What's new in The Passion of Florence Nightingale?
Hugh Small's biography of Florence Nightingale (the first in 49 years) tore aside the screen of Edwardian sentimentality from one of the most famous women of all time, and revealed ... one of the most important people of all time.
The Passion of Florence Nightingale is a new edition of Hugh
Small’s 1998 book, Florence Nightingale, Avenging Angel, with a lot
of new material added so the book is about 30% different though about the same
length. Additional material includes:
- Details of her previously unknown romantic entanglements during the war, one
of which had a great impact on what followed;
- Details of how she succeeded in her sanitarian campaign, in terms of
saving millions of lives at home in Britain after the war.
The cover blurb:
The Passion of Florence Nightingale is a much revised and expanded
edition of Hugh Small’s Florence Nightingale, Avenging Angel (1998),
the book which first revealed the historic cover-up which had prevented Florence
Nightingale from telling us what really happened in her Crimean War hospitals.
This new edition subverts Nightingale’s emotionally repressed image by
revealing that she had a romantic entanglement during the war which had historic
consequences for her country. Hugh Small’s new research also sheds light on
the source of her power over politicians, which made her a Cabinet Minister for
a whole decade when history says that such a thing was impossible for a woman.

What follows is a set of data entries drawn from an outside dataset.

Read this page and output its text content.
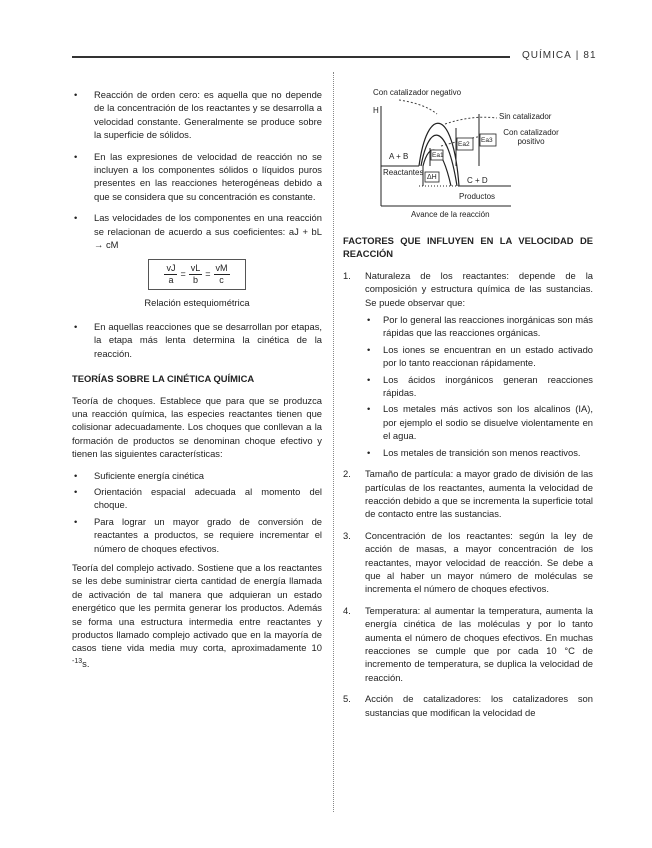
QUÍMICA | 81
• Reacción de orden cero: es aquella que no depende de la concentración de los reactantes y se desarrolla a velocidad constante. Generalmente se produce sobre la superficie de sólidos.
• En las expresiones de velocidad de reacción no se incluyen a los componentes sólidos o líquidos puros presentes en las reacciones heterogéneas debido a que se considera que su concentración es constante.
• Las velocidades de los componentes en una reacción se relacionan de acuerdo a sus coeficientes: aJ + bL → cM
$\frac{vJ}{a} = \frac{vL}{b} = \frac{vM}{c}$
Relación estequiométrica
• En aquellas reacciones que se desarrollan por etapas, la etapa más lenta determina la cinética de la reacción.
TEORÍAS SOBRE LA CINÉTICA QUÍMICA

Teoría de choques. Establece que para que se produzca una reacción química, las especies reactantes tienen que colisionar adecuadamente. Los choques que conllevan a la formación de productos se denominan choque efectivo y tienen las siguientes características:

• Suficiente energía cinética
• Orientación espacial adecuada al momento del choque.
• Para lograr un mayor grado de conversión de reactantes a productos, se requiere incrementar el número de choques efectivos.

Teoría del complejo activado. Sostiene que a los reactantes se les debe suministrar cierta cantidad de energía llamada de activación de tal manera que adquieran un estado energético que les permita generar los productos. Además se forma una estructura intermedia entre reactantes y productos llamado complejo activado que en la mayoría de casos tiene vida media muy corta, aproximadamente 10 $^{-13}$s.

Con catalizador negativo
H
Sin catalizador
Con catalizador positivo
A + B
Reactantes
Ea1
Ea2
Ea3
ΔH	C + D
Productos
Avance de la reacción
FACTORES QUE INFLUYEN EN LA VELOCIDAD DE REACCIÓN
1. Naturaleza de los reactantes: depende de la composición y estructura química de las sustancias. Se puede observar que:
• Por lo general las reacciones inorgánicas son más rápidas que las reacciones orgánicas.
• Los iones se encuentran en un estado activado por lo tanto reaccionan rápidamente.
• Los ácidos inorgánicos generan reacciones rápidas.
• Los metales más activos son los alcalinos (IA), por ejemplo el sodio se disuelve violentamente en el agua.
• Los metales de transición son menos reactivos.
2. Tamaño de partícula: a mayor grado de división de las partículas de los reactantes, aumenta la velocidad de reacción debido a que se incrementa la superficie total de contacto entre las sustancias.
3. Concentración de los reactantes: según la ley de acción de masas, a mayor concentración de los reactantes, mayor velocidad de reacción. Se debe a que al haber un mayor número de moléculas se incrementa el número de choques efectivos.
4. Temperatura: al aumentar la temperatura, aumenta la energía cinética de las moléculas y por lo tanto aumenta el número de choques efectivos. En muchas reacciones se cumple que por cada 10 °C de incremento de temperatura, se duplica la velocidad de reacción.
5. Acción de catalizadores: los catalizadores son sustancias que modifican la velocidad de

He shows for the first time how her leadership of the public health movement
made a huge contribution to the unprecedented rise in life expectancy in
Britain. Nightingale is one of history’s most enigmatic and controversial
figures, a polymath whose combination of boundless energy and chronic illness
has confounded biographers. Small debunks the latest conventional wisdom –
based on a misreading of technical literature – that a chronic infection
caused her to be depressed. Such theories of mental aberration marginalise
Nightingale and conveniently avoid controversial analysis of her greatest
achievements, which go completely against the grain of history as it is taught.